At this point, the salesperson will likely begin talking about different aspects of the car. Politely let them know you’ll ask if you have any questions, you’d really like to focus on the way the car sounds. Also, let the salesperson know you have a pre-determined route so they don’t freak out when you want to turn left, instead of right. Assure them your route is short and ask their indulgence.
How To Test Drive A New Car: On The Road
Squeaks, rattles, tire roar, and wind noise on the test-drive will be much louder a few months down the line. Take note of it—don’t rationalize it away. Granted, this can be price-point dependent, but you still want the quietest and most comfortable car you can for your money—right? Try talking to your friend in the back seat—can you converse comfortably? How long does it take the climate control system to blow hot and cold air?
Over rough surfaces, take note of how much the car absorbs, and how much it leaves for you to absorb. Also, do rough surfaces cause the car to want to change directions—or is it stable and resolved regardless of your speed and the road surface? Try braking firmly on a rough surface, does the car skip over bumps, or does it come to a stop with the tires planted firmly, regardless of the surface? Take a couple of quick turns to see how stable the car is when it’s asked to change directions.
Do a full throttle start, does it track straight, or pull to one side? If it pulls, this can be dangerous on a wet road. Odds are; you’ll be driving on a sunny day, so you won’t get a chance to see how the car behaves in the wet. However, if it feels light and wanders in the dry, you can bet this will be exacerbated in the wet. If the car is equipped with an automatic transmission, does it shift smoothly?
Make sure your route includes an opportunity to parallel-park. Is it easy to get the car in and out of the space? Also, park in a lot—ideally a covered one. Pull in between two cars and see how easy it is to get in and out. Switch on the headlights; observe the instrumentation’s illumination. Are the gauges and controls easy to read? Find an empty area in the parking lot and check out the car’s turning circle. Also simulate a U-turn, is it nice and tidy, or more like trying to turn a cruise ship? Going in and out of the parking lot, does the front of the car scrape the ground?

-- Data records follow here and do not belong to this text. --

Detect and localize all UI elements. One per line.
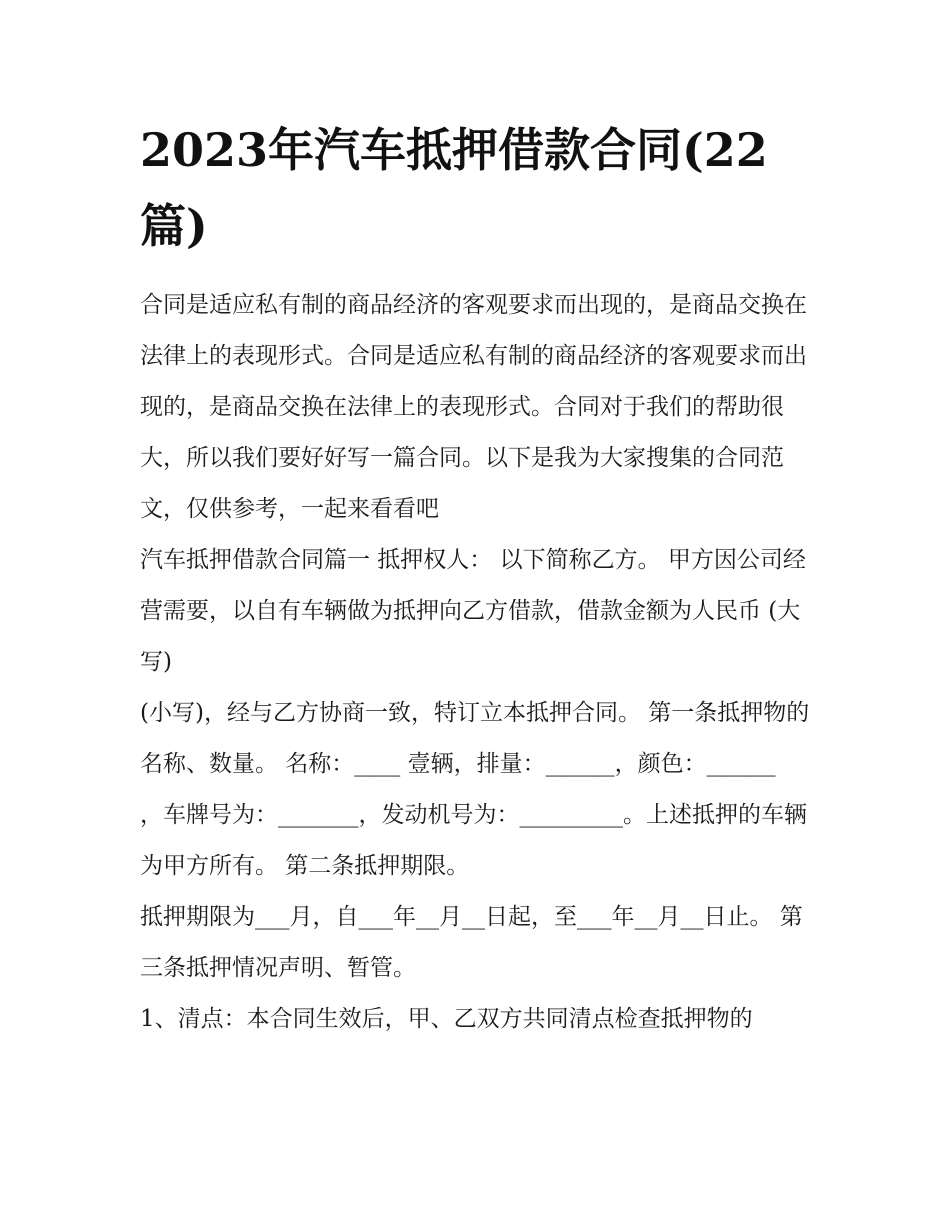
contract-paragraph-5: 1、清点：本合同生效后，甲、乙双方共同清点检查抵押物的: [140, 1006, 753, 1032]
document-body: [140, 280, 815, 1045]
contract-paragraph-4: 抵押期限为___月，自___年__月__日起，至___年__月__日止。 第三条抵押情况声明、暂管。: [140, 904, 803, 981]
contract-paragraph-1: 汽车抵押借款合同篇一 抵押权人： 以下简称乙方。 甲方因公司经营需要，以自有车辆做为抵押向乙方借款，借款金额为人民币 (大写): [140, 547, 806, 675]
document-title: 2023年汽车抵押借款合同(22篇): [140, 123, 768, 253]
intro-paragraph: 合同是适应私有制的商品经济的客观要求而出现的，是商品交换在法律上的表现形式。合同是适应私有制的商品经济的客观要求而出现的，是商品交换在法律上的表现形式。合同对于我们的帮助很大，所以我们要好好写一篇合同。以下是我为大家搜集的合同范文，仅供参考，一起来看看吧: [140, 292, 807, 522]
contract-paragraph-2: (小写)，经与乙方协商一致，特订立本抵押合同。 第一条抵押物的名称、数量。 名称：____ 壹辆，排量：______，颜色：______: [140, 700, 810, 777]
contract-paragraph-3: ，车牌号为：_______，发动机号为：_________。上述抵押的车辆为甲方所有。 第二条抵押期限。: [140, 802, 807, 879]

On the highway, check your visibility again. With your mirrors adjusted properly, are the car’s blind spots covered? How much noise is transmitted into the cabin at speed? Was it easy to get up to speed, or was it glacially slow? Getting off the highway, observe how the brakes feel slowing the car from speed. Do they feel strong and reassuring? Does the car track straight under braking?
On the way back to the dealership, place another phone call, how does it sound when the car is moving? Can the other person still hear you clearly? Do you still feel comfortable in the driver’s seat?
If the car passes all of these tests, put it on your “keep” list.
How To Test Drive A New Car: Back At The Lot
Returning to the lot, the salesperson will invite you inside.
You’ll definitely want to go inside the dealership—to meet the service manager and take a look at the service department.
In addition to getting a read off of this person, you’re looking to make sure the service area lounge will be a comfortable environment should you ever need to wait while an adjustment or a repair is effected. You’re also looking for a clean, professionally kept service area.
This is also a good time to find out what’s involved with maintaining the car. What are its service intervals? What do the services cost? Are there any special considerations or equipment you need to be concerned about?
Satisfied all is in order, it’s time to go. The salesperson will ask you if there is anything they can do to help you decide to take the car home today. Tell them after you’ve evaluated the other cars on your list—if their car stands out—you will give them every opportunity to win your business.
Thank them for their time, take their card, and go test the next one on your list.